The solution was to upgrade the VM’s hardware compatibility. Pre-acquisition VMWare freeware lacks Change Hardware Compatibility, so the first step was to upgrade to version 25H2u1, build 24995812.

Then in VMware Workstation Pro:

VM → Manage → Change Hardware Compatibility

Select the newest compatibility level supported by your Workstation version (for example Workstation 17.x hardware version 25).

After applying the upgrade and rebooting the VM, the cursor immediately returned.

No additional configuration inside Kali was required.


⚠️ A Note for VMware Player Users

This option is only available in VMware Workstation Pro. Player users don’t get the hardware compatibility wizard, which makes diagnosing and fixing issues like this significantly harder.

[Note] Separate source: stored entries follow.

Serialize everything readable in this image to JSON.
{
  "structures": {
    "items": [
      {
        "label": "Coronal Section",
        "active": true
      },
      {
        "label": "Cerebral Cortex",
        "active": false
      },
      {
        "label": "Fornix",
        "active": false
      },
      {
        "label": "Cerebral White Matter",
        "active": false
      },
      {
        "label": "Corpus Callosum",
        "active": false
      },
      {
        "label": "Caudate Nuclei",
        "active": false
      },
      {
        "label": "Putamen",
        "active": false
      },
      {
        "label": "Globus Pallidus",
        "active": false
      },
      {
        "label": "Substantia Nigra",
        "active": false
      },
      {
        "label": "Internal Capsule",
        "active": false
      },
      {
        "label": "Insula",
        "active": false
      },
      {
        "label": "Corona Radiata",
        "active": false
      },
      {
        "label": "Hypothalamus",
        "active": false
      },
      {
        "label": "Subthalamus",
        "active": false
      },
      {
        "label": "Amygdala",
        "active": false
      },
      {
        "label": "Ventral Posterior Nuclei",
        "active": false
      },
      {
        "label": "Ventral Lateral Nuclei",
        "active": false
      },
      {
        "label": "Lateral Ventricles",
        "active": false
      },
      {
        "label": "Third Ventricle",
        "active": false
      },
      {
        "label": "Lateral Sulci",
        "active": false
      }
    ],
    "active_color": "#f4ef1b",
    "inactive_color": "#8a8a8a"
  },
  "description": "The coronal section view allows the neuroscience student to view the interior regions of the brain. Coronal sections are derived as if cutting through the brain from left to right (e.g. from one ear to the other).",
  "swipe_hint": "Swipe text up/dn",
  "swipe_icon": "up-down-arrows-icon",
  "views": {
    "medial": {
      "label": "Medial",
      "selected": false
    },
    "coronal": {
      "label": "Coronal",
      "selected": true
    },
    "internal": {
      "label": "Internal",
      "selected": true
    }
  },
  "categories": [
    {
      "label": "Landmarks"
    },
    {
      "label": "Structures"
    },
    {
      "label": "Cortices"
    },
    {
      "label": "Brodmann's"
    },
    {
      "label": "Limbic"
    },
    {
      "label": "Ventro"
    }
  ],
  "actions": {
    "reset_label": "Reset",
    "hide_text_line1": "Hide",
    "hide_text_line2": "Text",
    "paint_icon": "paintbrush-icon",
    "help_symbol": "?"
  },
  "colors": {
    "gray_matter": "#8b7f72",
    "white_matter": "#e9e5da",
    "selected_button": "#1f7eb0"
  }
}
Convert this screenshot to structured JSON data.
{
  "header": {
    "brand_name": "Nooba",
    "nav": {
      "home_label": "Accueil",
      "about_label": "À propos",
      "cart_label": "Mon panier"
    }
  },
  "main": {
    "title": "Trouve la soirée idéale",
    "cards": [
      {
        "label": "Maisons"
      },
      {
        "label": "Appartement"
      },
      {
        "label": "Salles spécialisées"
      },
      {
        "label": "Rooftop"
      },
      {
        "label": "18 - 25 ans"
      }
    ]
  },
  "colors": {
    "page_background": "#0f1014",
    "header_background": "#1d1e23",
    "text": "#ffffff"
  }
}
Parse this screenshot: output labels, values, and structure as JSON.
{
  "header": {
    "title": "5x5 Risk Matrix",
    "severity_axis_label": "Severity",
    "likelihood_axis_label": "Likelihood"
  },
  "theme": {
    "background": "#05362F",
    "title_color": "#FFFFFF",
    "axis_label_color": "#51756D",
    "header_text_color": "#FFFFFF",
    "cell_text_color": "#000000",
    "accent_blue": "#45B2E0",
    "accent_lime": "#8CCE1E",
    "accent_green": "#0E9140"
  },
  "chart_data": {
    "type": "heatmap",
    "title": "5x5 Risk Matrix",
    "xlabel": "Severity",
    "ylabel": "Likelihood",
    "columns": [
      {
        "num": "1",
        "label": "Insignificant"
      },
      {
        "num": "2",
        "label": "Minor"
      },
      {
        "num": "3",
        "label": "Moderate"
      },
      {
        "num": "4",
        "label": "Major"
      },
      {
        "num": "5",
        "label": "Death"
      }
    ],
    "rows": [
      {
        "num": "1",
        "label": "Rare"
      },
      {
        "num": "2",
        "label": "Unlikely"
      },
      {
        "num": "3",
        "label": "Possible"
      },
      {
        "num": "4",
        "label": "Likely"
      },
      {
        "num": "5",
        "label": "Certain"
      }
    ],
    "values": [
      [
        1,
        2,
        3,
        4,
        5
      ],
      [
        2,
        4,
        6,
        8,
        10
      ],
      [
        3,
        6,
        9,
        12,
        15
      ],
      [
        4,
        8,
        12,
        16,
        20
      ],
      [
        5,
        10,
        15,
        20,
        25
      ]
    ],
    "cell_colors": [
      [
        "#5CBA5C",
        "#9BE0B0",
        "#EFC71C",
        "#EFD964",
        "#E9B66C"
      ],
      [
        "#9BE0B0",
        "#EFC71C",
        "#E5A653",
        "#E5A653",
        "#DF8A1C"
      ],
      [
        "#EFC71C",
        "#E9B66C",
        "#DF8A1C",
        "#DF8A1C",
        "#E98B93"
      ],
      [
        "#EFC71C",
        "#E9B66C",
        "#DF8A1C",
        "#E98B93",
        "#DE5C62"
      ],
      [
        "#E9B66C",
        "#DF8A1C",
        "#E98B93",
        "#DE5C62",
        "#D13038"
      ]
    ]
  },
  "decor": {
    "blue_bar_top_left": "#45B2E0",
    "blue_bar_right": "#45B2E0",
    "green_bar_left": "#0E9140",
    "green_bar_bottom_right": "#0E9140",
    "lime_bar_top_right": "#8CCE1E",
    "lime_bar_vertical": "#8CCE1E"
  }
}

Since VMware Workstation Pro is now free for personal use, switching to it is generally worth it if you’re running Kali or other rapidly changing guest systems. You can do so without signing up for a Broadcom account by obtaining the latest version from this mirror: https://www.techspot.com/downloads/189-vmware-workstation-for-windows.html


🔒 Preventing This in the Future

There are a couple of ways to avoid losing hours to this problem.

First, take snapshots before major upgrades (also only available in Pro):

VM → Snapshot → Take Snapshot

Second, periodically upgrade VM hardware compatibility after upgrading VMware itself.

Finally, remember that Kali VMs are often treated as disposable lab environments. Keeping a clean base image and rebuilding when needed can sometimes be faster than deep debugging (says the AI but only after I explicitly asked if debugging would be faster, assured me it would be, and then proceeded to waste a day with troubleshooting Kali dependency hell).


🧾 Final Thoughts

This issue is a perfect example of how virtualization adds another layer where compatibility problems can hide. Nothing inside Kali was truly “broken”; the guest simply moved forward faster than the virtual hardware definition it was running on.

When a VM behaves strangely after an upgrade, it’s worth remembering that the problem may not be inside the guest at all.

Sometimes the fix is just teaching the hypervisor how to pretend to be newer hardware.

4 Comments

  1. Reply

    Thank you so much for this article! The method you described works perfectly. I was going crazy trying to fix this missing cursor issue in VMware, and all the AI-generated slop out there completely failed to help me with this. I really appreciate a real, working solution!